Bamforth–Lazarus syndrome was first recognized as genetically determined when it was reported in 1989 by British physicians J. S. Bamforth and J. H. Lazarus. The two Welsh infant brothers studied, born to consanguineous parents, had distinctive symptoms that were unprecedented and different from previous studies of abnormal hair and hypothyroidism where they were able to have normal mental development.[4] They presented with hypothyroidism, spiky scalp hair, cleft palate, choanal atresia, and a bifid epiglottis.[4] In 1993, a female infant was reported by Buntincx and colleagues with similar distinctive characteristics, which revealed that the condition occurs in both sexes and thus is not linked to the X chromosome.[15] Clifton-Bligh et al. in 1998 followed-up the two Welsh brothers and although their spiky hair persisted, with thyroxine therapy they both had normal growth and pubertal development. In the same year, the researchers identified variants in the FOXE1 gene as the genetic cause of thyroid agenesis in Bamforth–Lazarus syndrome.[8]

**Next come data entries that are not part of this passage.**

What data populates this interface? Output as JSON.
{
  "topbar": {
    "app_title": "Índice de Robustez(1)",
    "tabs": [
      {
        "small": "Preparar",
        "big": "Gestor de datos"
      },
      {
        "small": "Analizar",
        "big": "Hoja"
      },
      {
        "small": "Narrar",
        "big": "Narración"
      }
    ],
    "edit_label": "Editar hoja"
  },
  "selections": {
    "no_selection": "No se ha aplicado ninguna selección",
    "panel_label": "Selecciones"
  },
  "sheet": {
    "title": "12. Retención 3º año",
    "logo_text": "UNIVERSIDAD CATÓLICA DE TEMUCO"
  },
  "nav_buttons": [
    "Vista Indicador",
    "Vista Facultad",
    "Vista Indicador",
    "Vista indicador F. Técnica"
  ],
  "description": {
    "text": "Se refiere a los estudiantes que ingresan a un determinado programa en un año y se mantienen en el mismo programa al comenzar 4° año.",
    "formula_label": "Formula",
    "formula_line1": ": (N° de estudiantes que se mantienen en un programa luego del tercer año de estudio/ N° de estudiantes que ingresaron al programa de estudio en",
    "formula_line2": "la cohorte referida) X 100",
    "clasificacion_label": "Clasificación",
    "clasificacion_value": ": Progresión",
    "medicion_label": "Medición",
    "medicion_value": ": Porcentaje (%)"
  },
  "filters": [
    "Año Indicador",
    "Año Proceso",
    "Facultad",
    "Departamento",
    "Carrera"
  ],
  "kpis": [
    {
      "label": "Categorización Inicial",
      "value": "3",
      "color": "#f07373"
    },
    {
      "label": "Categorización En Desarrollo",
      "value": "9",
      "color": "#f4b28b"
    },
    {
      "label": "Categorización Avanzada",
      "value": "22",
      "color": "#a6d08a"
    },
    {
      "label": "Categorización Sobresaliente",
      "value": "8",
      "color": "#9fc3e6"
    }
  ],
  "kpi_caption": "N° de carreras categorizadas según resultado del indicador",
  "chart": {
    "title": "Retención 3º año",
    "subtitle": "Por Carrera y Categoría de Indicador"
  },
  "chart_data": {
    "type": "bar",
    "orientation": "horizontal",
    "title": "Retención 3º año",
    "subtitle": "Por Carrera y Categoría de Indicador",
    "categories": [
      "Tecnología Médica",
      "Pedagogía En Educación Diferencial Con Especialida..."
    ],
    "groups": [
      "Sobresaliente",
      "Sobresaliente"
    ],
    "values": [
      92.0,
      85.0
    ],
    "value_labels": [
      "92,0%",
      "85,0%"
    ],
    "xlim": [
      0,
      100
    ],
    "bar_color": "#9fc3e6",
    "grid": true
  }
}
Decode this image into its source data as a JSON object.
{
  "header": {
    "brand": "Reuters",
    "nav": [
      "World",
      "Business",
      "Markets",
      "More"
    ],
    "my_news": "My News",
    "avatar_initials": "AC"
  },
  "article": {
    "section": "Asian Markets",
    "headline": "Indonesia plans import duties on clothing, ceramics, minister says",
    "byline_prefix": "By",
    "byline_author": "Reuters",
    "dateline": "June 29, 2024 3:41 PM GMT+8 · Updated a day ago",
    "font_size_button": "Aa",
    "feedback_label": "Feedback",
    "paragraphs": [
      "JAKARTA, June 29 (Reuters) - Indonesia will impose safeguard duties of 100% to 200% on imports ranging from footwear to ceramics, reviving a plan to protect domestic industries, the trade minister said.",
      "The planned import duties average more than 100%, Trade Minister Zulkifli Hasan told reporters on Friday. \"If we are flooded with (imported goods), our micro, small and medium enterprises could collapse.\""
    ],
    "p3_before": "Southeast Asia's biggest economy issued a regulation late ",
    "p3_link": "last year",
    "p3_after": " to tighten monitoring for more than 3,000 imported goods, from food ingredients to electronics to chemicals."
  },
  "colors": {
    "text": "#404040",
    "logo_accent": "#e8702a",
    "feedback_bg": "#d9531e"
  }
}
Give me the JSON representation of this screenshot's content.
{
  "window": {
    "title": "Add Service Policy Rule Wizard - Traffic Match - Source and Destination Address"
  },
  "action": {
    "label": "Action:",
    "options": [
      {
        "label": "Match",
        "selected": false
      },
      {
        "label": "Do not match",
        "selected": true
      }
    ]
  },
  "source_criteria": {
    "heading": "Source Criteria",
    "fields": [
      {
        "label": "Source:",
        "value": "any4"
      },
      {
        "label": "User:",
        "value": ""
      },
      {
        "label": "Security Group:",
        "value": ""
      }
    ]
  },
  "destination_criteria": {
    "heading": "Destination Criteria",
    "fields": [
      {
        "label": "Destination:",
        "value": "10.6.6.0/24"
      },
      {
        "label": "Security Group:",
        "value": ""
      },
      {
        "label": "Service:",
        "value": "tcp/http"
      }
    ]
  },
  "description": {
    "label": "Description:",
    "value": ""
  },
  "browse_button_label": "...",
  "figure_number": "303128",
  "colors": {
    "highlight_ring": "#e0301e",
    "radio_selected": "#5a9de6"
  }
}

In the early 2000s, two brothers from Tunisia who were born to consanguineous parents reported by Castanet et al. had congenital hypothyroidism and cleft palate but did not have characteristics of choanal atresia or a bifid epiglottis.[10] This finding was able to demonstrate that the syndrome is able to be presented in variety of severities.[10] A few years later, researchers Barış and colleagues documented a Turkish female patient with similar clinical features and a small, nonfunctional thyroid gland in its normal location, suggesting that thyroid tissue can develop even when TTF2 function is impaired.[11]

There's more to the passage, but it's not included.